Diawali pertama mereka mengira bahwa, kekuatan Nabi terletak pada perlindungan
dan pembelaan Abu Thalib yang amat disegani. Karena itu mereka menyusun siasat
bagaimana melepaskan hubungan Nabi dengan Abu Thalib dan mengancam dengan
mengatakan: “kami meminta anda memilih satu diantara dua, memerintahkan Muhammad
berhenti dari dakwahnya atau anda menyerahkan kepada kami. Dengan demikian anda
akan terhindar dari kesulitan yang tidak diinginkan.” Tampaknya, Abu Thalib
cukup terpengaruh dengan ancaman tersebut, sehingga ia mengharapkan Muhammad
menghentikan dakwahnya. Namun, Nabi menolak dengan mengatakan; “Hai Pamanku,
demi Allah sekalipun mereka (para pemuka musyrikin) meletakkan matahari pada
tangan kananku dan bulan pada tangan kiriagar aku meninggalkan urusan ini tidaklah
aku akan meninggalkannya, sehingga Allah menampakkannya (memberi kemenangan)
atau aku dibinasakan dalam mengerjakan urusan agama ini.”
Merasa gagal
dengan cara tersebut, kaum Quraisy kemudian mengutus Walid bin Mughiroh dengan
membawa Umarah bin Walid, seorang pemuda yang gagah dan tampan, untuk
dipertukarkan dengan Nabi Muhammad, Walid bin Mughiroh berkata kepada Abu
Thalib: “Hai Abu Thalib! Inilah pemuda Quraisy yang lebih gagah perkasa
daripada Muhammad! Inilah pemuda Quraisy yang lebih bagus wajahnya daripada
Muhammad. Inilah Umarah! Dia kami bawa kemari ini untuk kami serahkan kepadamu
dan jadikanlah dia sebagai anak laki-laki mu sendiri. Tetapi anak laki-laki
dari saudaramu (Muhammad), serahkanlah kepada kami, dia akan kami bunuh saja!

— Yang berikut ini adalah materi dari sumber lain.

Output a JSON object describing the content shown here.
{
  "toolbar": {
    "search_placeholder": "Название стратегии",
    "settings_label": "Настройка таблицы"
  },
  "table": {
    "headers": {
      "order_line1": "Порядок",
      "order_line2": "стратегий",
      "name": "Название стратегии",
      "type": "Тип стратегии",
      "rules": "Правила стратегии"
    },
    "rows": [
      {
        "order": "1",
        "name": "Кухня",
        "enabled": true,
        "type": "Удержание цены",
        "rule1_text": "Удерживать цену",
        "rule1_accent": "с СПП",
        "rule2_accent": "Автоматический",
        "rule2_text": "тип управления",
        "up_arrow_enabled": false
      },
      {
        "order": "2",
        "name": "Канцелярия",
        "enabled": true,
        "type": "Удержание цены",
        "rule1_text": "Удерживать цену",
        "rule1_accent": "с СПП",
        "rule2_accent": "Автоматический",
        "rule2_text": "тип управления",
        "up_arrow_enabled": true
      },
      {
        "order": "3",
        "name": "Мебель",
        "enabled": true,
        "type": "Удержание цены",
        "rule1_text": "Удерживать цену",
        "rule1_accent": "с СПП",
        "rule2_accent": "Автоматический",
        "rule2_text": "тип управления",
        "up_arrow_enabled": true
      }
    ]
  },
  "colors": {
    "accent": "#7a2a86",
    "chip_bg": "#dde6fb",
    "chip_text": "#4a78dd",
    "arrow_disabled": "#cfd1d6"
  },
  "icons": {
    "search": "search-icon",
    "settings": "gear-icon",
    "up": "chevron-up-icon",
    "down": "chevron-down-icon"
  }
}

Umarah inilah sebagi gantinya. Abu Thalib segera menjawab, “oh, sangat keji
permintaanmu itu! Kamu sekalian hendak menyerahkan anak laki-laki mu Umarah,
lalu aku disuruh memeliharanya, dan aku harus menyerahkan kemenakanku Muhammad
kepadamu untuk kamu bunuh, apakah sudah sepatutnya demikian? Demi Allah, tidak
akan kuserahkan Muhammad kepadamu! Sungguh permintaanmu itu sangat jahat!”.

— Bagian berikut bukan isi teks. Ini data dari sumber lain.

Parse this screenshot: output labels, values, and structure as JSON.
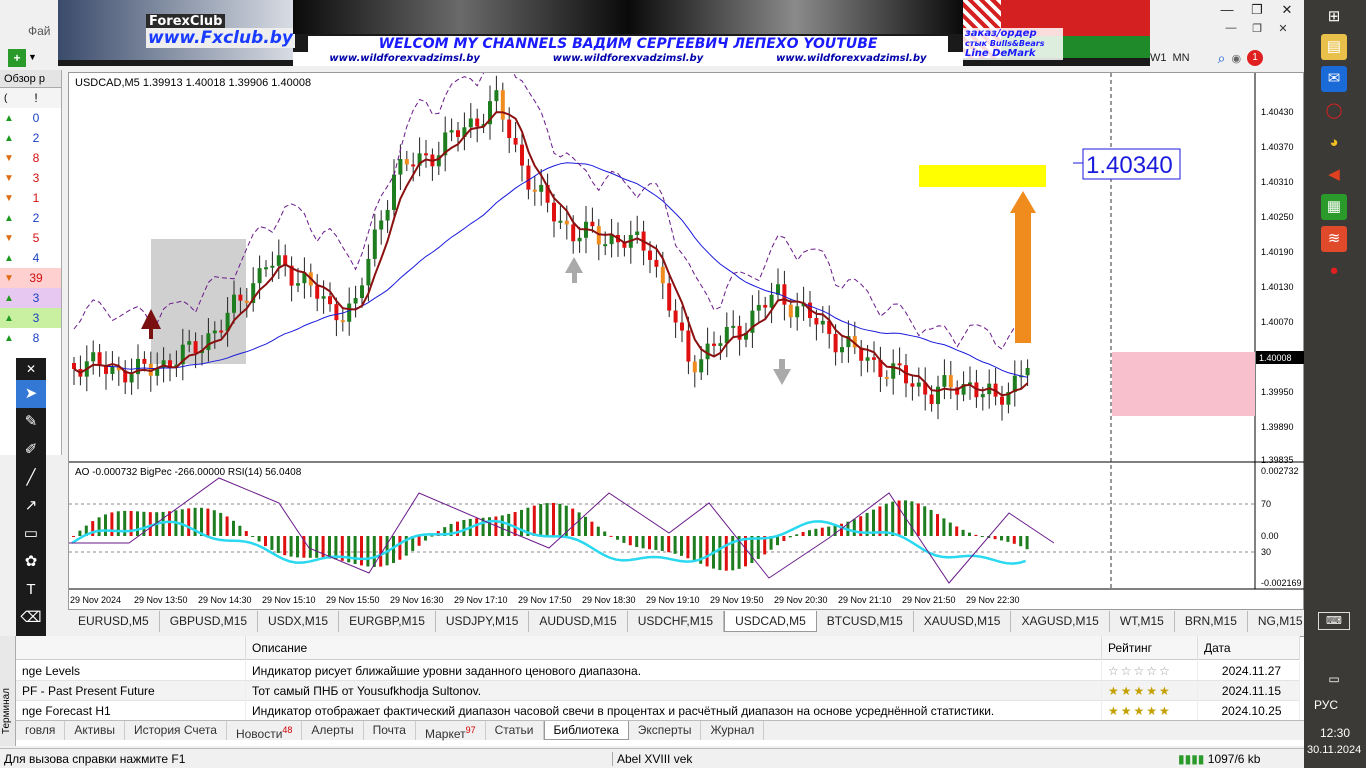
{
  "menu": {
    "file_label": "Фай"
  },
  "banner": {
    "logo_text": "ForexClub",
    "site": "www.Fxclub.by",
    "welcome": "WELCOM MY CHANNELS ВАДИМ СЕРГЕЕВИЧ ЛЕПЕХО YOUTUBE",
    "links": [
      "www.wildforexvadzimsl.by",
      "www.wildforexvadzimsl.by",
      "www.wildforexvadzimsl.by"
    ],
    "order_lines": [
      "заказ/ордер",
      "стык Bulls&Bears",
      "Line DeMark"
    ]
  },
  "window_controls": {
    "minimize": "—",
    "restore": "❐",
    "close": "✕"
  },
  "toolbar": {
    "tf_w1": "W1",
    "tf_mn": "MN",
    "notif_count": "1"
  },
  "market_watch": {
    "header": "Обзор р",
    "col1": "(",
    "col2": "!",
    "rows": [
      {
        "dir": "up",
        "v": "0"
      },
      {
        "dir": "up",
        "v": "2"
      },
      {
        "dir": "dn",
        "v": "8"
      },
      {
        "dir": "dn",
        "v": "3"
      },
      {
        "dir": "dn",
        "v": "1"
      },
      {
        "dir": "up",
        "v": "2"
      },
      {
        "dir": "dn",
        "v": "5"
      },
      {
        "dir": "up",
        "v": "4"
      },
      {
        "dir": "dn",
        "v": "39"
      },
      {
        "dir": "up",
        "v": "3"
      },
      {
        "dir": "up",
        "v": "3"
      },
      {
        "dir": "up",
        "v": "8"
      }
    ]
  },
  "chart": {
    "header": "USDCAD,M5  1.39913 1.40018 1.39906 1.40008",
    "sub_header": "AO -0.000732  BigPec -266.00000  RSI(14) 56.0408",
    "price_tag": "1.40340",
    "current_price": "1.40008",
    "price_axis": [
      "1.40430",
      "1.40370",
      "1.40310",
      "1.40250",
      "1.40190",
      "1.40130",
      "1.40070",
      "1.40008",
      "1.39950",
      "1.39890",
      "1.39835"
    ],
    "sub_axis": [
      "0.002732",
      "70",
      "0.00",
      "30",
      "-0.002169"
    ],
    "time_axis": [
      "29 Nov 2024",
      "29 Nov 13:50",
      "29 Nov 14:30",
      "29 Nov 15:10",
      "29 Nov 15:50",
      "29 Nov 16:30",
      "29 Nov 17:10",
      "29 Nov 17:50",
      "29 Nov 18:30",
      "29 Nov 19:10",
      "29 Nov 19:50",
      "29 Nov 20:30",
      "29 Nov 21:10",
      "29 Nov 21:50",
      "29 Nov 22:30"
    ],
    "colors": {
      "bull": "#1e7d1e",
      "bear": "#e01010",
      "orange": "#f08c1e",
      "ma_blue": "#1a1adc",
      "ma_red": "#8b1010",
      "band": "#6a1a8a",
      "rsi": "#2ad8f0"
    }
  },
  "symbol_tabs": [
    "EURUSD,M5",
    "GBPUSD,M15",
    "USDX,M15",
    "EURGBP,M15",
    "USDJPY,M15",
    "AUDUSD,M15",
    "USDCHF,M15",
    "USDCAD,M5",
    "BTCUSD,M15",
    "XAUUSD,M15",
    "XAGUSD,M15",
    "WT,M15",
    "BRN,M15",
    "NG,M15"
  ],
  "active_symbol_tab": "USDCAD,M5",
  "library": {
    "columns": {
      "name": "",
      "description": "Описание",
      "rating": "Рейтинг",
      "date": "Дата"
    },
    "rows": [
      {
        "name": "nge Levels",
        "description": "Индикатор рисует ближайшие уровни заданного ценового диапазона.",
        "stars": "☆☆☆☆☆",
        "date": "2024.11.27"
      },
      {
        "name": "PF - Past Present Future",
        "description": "Тот самый ПНБ от Yousufkhodja Sultonov.",
        "stars": "★★★★★",
        "date": "2024.11.15"
      },
      {
        "name": "nge Forecast H1",
        "description": "Индикатор отображает фактический диапазон часовой свечи в процентах и расчётный диапазон на основе усреднённой статистики.",
        "stars": "★★★★★",
        "date": "2024.10.25"
      }
    ]
  },
  "terminal_label": "Терминал",
  "terminal_tabs": [
    {
      "label": "говля",
      "badge": ""
    },
    {
      "label": "Активы",
      "badge": ""
    },
    {
      "label": "История Счета",
      "badge": ""
    },
    {
      "label": "Новости",
      "badge": "48"
    },
    {
      "label": "Алерты",
      "badge": ""
    },
    {
      "label": "Почта",
      "badge": ""
    },
    {
      "label": "Маркет",
      "badge": "97"
    },
    {
      "label": "Статьи",
      "badge": ""
    },
    {
      "label": "Библиотека",
      "badge": ""
    },
    {
      "label": "Эксперты",
      "badge": ""
    },
    {
      "label": "Журнал",
      "badge": ""
    }
  ],
  "active_terminal_tab": "Библиотека",
  "status": {
    "help": "Для вызова справки нажмите F1",
    "profile": "Abel XVIII vek",
    "connection": "1097/6 kb"
  },
  "taskbar": {
    "language": "РУС",
    "time": "12:30",
    "date": "30.11.2024"
  }
}
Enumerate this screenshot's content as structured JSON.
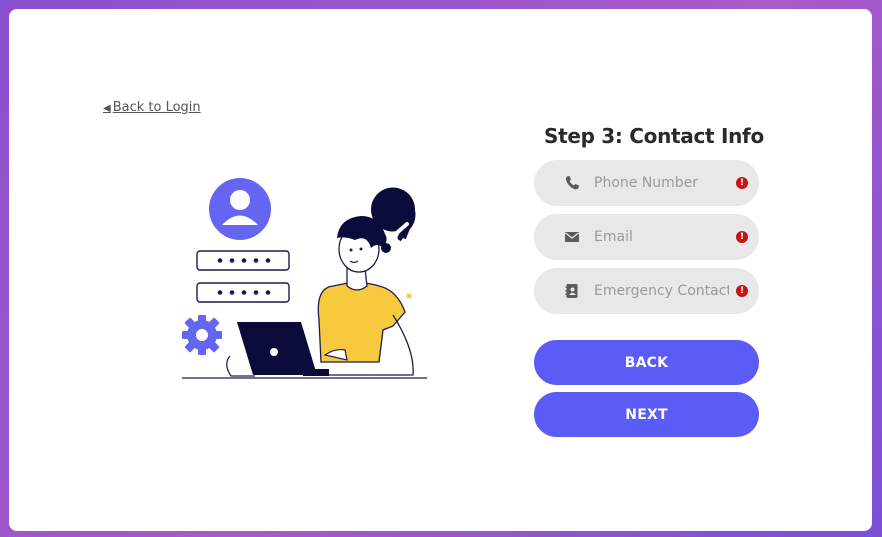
{
  "nav": {
    "back_arrow": "◀",
    "back_label": "Back to Login"
  },
  "form": {
    "title": "Step 3: Contact Info",
    "fields": [
      {
        "icon": "phone-icon",
        "placeholder": "Phone Number",
        "value": "",
        "error": "!"
      },
      {
        "icon": "envelope-icon",
        "placeholder": "Email",
        "value": "",
        "error": "!"
      },
      {
        "icon": "contact-book-icon",
        "placeholder": "Emergency Contact",
        "value": "",
        "error": "!"
      }
    ],
    "buttons": {
      "back": "BACK",
      "next": "NEXT"
    }
  },
  "illustration": {
    "icons": [
      "user-avatar-icon",
      "password-field-icon",
      "gear-icon",
      "checkmark-bubble-icon",
      "laptop-icon",
      "person-icon"
    ]
  },
  "colors": {
    "accent": "#5b5bf5",
    "error": "#c81313",
    "field_bg": "#e8e8e8",
    "shirt": "#f7c93c",
    "dark": "#0b0b3b"
  }
}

Setelah mereka mendengar jawaban Abu Thalib seperti itu, mereka mengancam Abu
Thalib dan Nabi SAW, tetapi ancaman itu dijawab oleh Abu Thalib, “Baik,
sekehendak kamulah, terserah menurut kemauan kamu!”. Akhirnya mereka pulang
dengan perasaan yang mendongkol terhadap Abu Thalib.[2]
Untuk kali
berikutnya, mereka mengutus Utbah bin Rabi’ah, seorang ahli retorika untuk
membujuk Nabi. Utbah duduk di samping Rasulullah, seraya berkata, “Wahai anak
pamanku, kamu adalah salah seorang turunan suku terhormat diantara kami. Dan
kamu datang kepada mereka dengan satu hal yang sangat penting. Karena apa yang
kamu bawa telah memecah belah masyarakat, dan mengolok-olok tradisi mereka.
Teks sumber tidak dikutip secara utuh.